Они знают, чего хотят. Особенно те, кто в этом веке переместился из одного места в другое, как мистер Де Винтер (урожденный Войчич) – переименованный, обновленный. Они хотят, как в любой анкете, места, свободного места, только места, места, места…
Глава 20. О мышах и о памяти[99]
Как в телевизоре! Лучшего комплимента для реальности у Арчи просто не существовало. А тут даже еще круче, чем в телевизоре. Очень по-современному. От дизайнерских изысков просто дух захватывает, сидишь и пернуть боишься. Плюс эти кресла – пластиковые, без ножек, в форме «s»; ощущение такое, будто они согнулись сами собой; стоят рядком в десять линеечек – сотни две, наверное; а когда садишься, они подстраиваются под тебя – мягкие, но упругие. Удобство! Прогресс! Только и остается, что восхищаться их искусным изгибом, думает Арчи, погружаясь в одно из таких кресел, ему в его складывательной конторе такое и не снилось. Красота!
А еще здесь лучше, чем в телевизоре, потому что кругом полно своих.
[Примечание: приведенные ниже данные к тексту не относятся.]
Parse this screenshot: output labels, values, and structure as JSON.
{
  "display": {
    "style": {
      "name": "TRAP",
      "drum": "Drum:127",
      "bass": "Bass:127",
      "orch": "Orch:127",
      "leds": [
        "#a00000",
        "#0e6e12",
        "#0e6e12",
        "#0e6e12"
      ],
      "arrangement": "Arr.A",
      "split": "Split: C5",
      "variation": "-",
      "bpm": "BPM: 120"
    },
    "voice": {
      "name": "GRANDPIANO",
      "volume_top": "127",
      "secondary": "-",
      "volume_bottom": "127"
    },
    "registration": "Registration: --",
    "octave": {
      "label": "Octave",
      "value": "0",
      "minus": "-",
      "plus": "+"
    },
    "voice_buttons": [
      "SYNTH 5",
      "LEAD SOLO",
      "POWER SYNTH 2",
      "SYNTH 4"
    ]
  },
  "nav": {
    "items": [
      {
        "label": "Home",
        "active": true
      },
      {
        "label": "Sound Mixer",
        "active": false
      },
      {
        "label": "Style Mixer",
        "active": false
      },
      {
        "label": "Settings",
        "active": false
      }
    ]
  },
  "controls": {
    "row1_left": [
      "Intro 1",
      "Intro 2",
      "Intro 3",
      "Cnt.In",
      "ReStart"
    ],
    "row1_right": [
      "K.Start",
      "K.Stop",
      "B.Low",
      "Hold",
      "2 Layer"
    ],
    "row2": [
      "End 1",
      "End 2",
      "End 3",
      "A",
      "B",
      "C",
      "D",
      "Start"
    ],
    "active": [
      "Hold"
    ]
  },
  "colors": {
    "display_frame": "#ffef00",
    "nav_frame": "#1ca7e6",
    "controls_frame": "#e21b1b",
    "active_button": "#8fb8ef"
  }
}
Позади, у самой стены, Миллбой (паршивец), Абдул-Джимми и Абдул-Колин; поближе в середке – Джош Чалфен, на первом ряду – Маджид с Чалфеншей (Алсана на нее и не глядит, но Арчи все равно решает помахать, а то как-то невежливо), а лицом к собравшимся (прямо напротив Арчи – у него тут наилучшее место) сидит Маркус – прямо-таки как в телевизоре: за длинным-длинным столом, облепленным микрофонами, точно роем, точно огромными черными брюшками пчел-убийц. Рядом с Маркусом четыре незнакомца: три его возраста, а один совсем старый, сморщенный – засушенный, если можно так выразиться. И на всех очки, как в телике. Правда вот, одеты они по-простому: на них не белые халаты, а свитера с треугольным горлом, галстуки и мокасины. Жалко.
Журналистской суетой Арчи не удивишь (плачущие родители, пропавшие дети либо, наоборот, по иностранному сценарию про сироток: плачущий ребенок, пропавшие родители), но тут совсем иное дело: посреди стола находится кое-что весьма любопытное (на ТВ такого не увидишь, сплошные рыдания): мышь. Обычная такая коричневая мышка, ничего особенного, только подвижная очень – все кружит и кружит по большому, как телевизор, стеклянному коробу с вентиляционными дырочками. Сначала Арчи перепугался (семь лет в стеклянном ящике!), но выяснилось, что это временно, специально для фотографов. Айри объяснила, что в институте для мыши приготовлено просторное многоэтажное помещение с различными трубами и норками, не заскучаешь, и позже ее туда пересадят. Так что все в порядке. Ох и шельмовская морда у этой твари! Такое впечатление, что она все время корчит рожи. И вообще они такие проворные. Чертовски тяжело за ними следить. Потому-то они Айри в детстве и не разрешали завести мышку. Куда проще с золотыми рыбками, да и память у них короче. По опыту известно: долгая память порождает многие обиды, а обиженный домашний питомец (не тем накормили, не так искупали) – то еще удовольствие.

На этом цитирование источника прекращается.